The European Central Bank is concerned about the risk of systemic problems if efforts to reform Euribor, one of the bank-to-bank lending benchmarks caught up in a global rate-rigging scandal, get torpedoed.
Authorities around the world are overhauling money market rates to prevent manipulation happening again.
But their widespread use in financial contracts from mortgages to derivatives is making the switch to alternatives a slow process.
Time is now getting tight, especially in Europe, where the European Commission wants either completely new, or revamped rig-proof versions of Euribor and ‘overnight’ EONIA rates in place by the start of 2020.
“We are dealing with a problem where we have a regulation that will kick in in 2020, which is less than 18 months away,” said ECB deputy director general of market operations, Cornelia Holthausen.
“So I really think we have to hope for the best for Euribor reform, so that we don’t have a systemic problem in January 2020.”
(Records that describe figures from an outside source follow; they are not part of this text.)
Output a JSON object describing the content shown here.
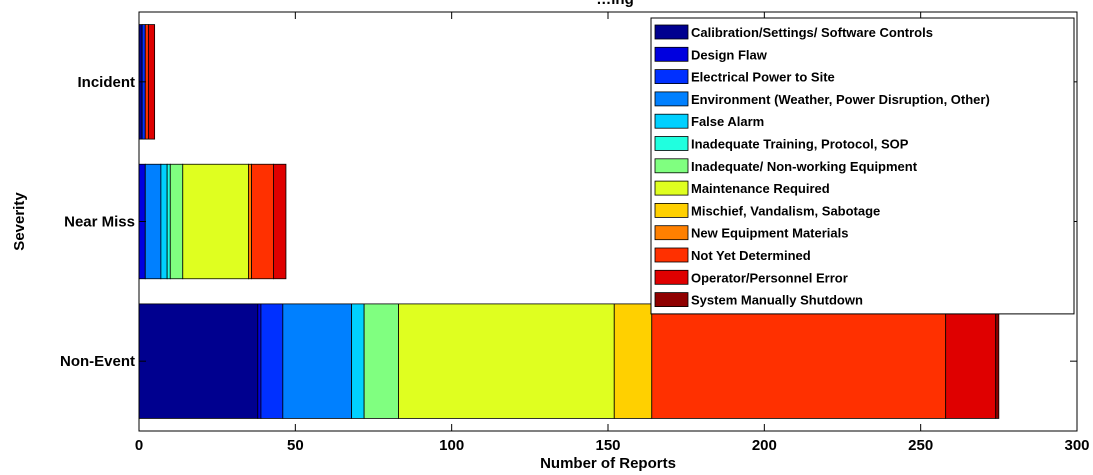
{
  "chart_data": {
    "type": "bar",
    "orientation": "horizontal",
    "stacked": true,
    "title": "…ing",
    "xlabel": "Number of Reports",
    "ylabel": "Severity",
    "xlim": [
      0,
      300
    ],
    "xticks": [
      0,
      50,
      100,
      150,
      200,
      250,
      300
    ],
    "categories": [
      "Incident",
      "Near Miss",
      "Non-Event"
    ],
    "legend_position": "top-right",
    "grid": false,
    "series": [
      {
        "name": "Calibration/Settings/ Software Controls",
        "color": "#00008F",
        "values": [
          1,
          0,
          38
        ]
      },
      {
        "name": "Design Flaw",
        "color": "#0000DF",
        "values": [
          0,
          2,
          1
        ]
      },
      {
        "name": "Electrical Power to Site",
        "color": "#0030FF",
        "values": [
          1,
          0,
          7
        ]
      },
      {
        "name": "Environment (Weather, Power Disruption, Other)",
        "color": "#0080FF",
        "values": [
          0,
          5,
          22
        ]
      },
      {
        "name": "False Alarm",
        "color": "#00D0FF",
        "values": [
          0,
          2,
          4
        ]
      },
      {
        "name": "Inadequate Training, Protocol, SOP",
        "color": "#20FFDF",
        "values": [
          0,
          1,
          0
        ]
      },
      {
        "name": "Inadequate/ Non-working Equipment",
        "color": "#80FF80",
        "values": [
          0,
          4,
          11
        ]
      },
      {
        "name": "Maintenance Required",
        "color": "#DFFF20",
        "values": [
          0,
          21,
          69
        ]
      },
      {
        "name": "Mischief, Vandalism, Sabotage",
        "color": "#FFD000",
        "values": [
          0,
          0,
          12
        ]
      },
      {
        "name": "New Equipment Materials",
        "color": "#FF8000",
        "values": [
          0,
          1,
          0
        ]
      },
      {
        "name": "Not Yet Determined",
        "color": "#FF3000",
        "values": [
          1,
          7,
          94
        ]
      },
      {
        "name": "Operator/Personnel Error",
        "color": "#DF0000",
        "values": [
          2,
          4,
          16
        ]
      },
      {
        "name": "System Manually Shutdown",
        "color": "#8F0000",
        "values": [
          0,
          0,
          1
        ]
      }
    ]
  }
}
The eurozone faces an added challenge compared with the United States or Britain as it is also facing a 2020 deadline for overhauling the single currency area’s overnight rate EONIA, which regulators say must be scrapped.
The aim of the twin-track reform is to prevent the €131tn ($153.2tn) of derivatives and €5.3tn of loans that it is estimated will still reference them in 2020 from being thrown into chaos.
The ECB has been forced to come up with its own alternative to EONIA called ESTER, one of three options that a market-based committee will choose.
ESTER would not be ready for use until late 2019, just months before EONIA is killed off, though the market is still hoping for a temporary stay of execution. “I do feel that many banks are pretty complacent and they think the public sector will solve the issue for them,” the ECB’s Holthausen said.
Finding a replacement for Euribor, which covers the longer 1-week to one-year part of the interbank lending market, looks even more problematic given the fewer number of transactions.
Euribor’s administrator, the Brussels-based European Money Markets Institute (EMMI), is testing the use of actual trades rather than the current banker-estimate based system that made such benchmarks vulnerable to being rigged.
There is a hybrid option too where mathematical calculations are used to bolster the sample, but the risk is that the Belgian national regulator which oversees EMMI, judges that it is still to easy to tamper with to win approval for use going forward.
And even if it does get authorised, banks may be too worried about potential future litigation to keep submitting data for compiling Euribor. Although Britain is undergoing a simpler switch by replacing sterling-denominated Libor with the Bank of England’s overnight rate SONIA, change is still too slow for British regulators.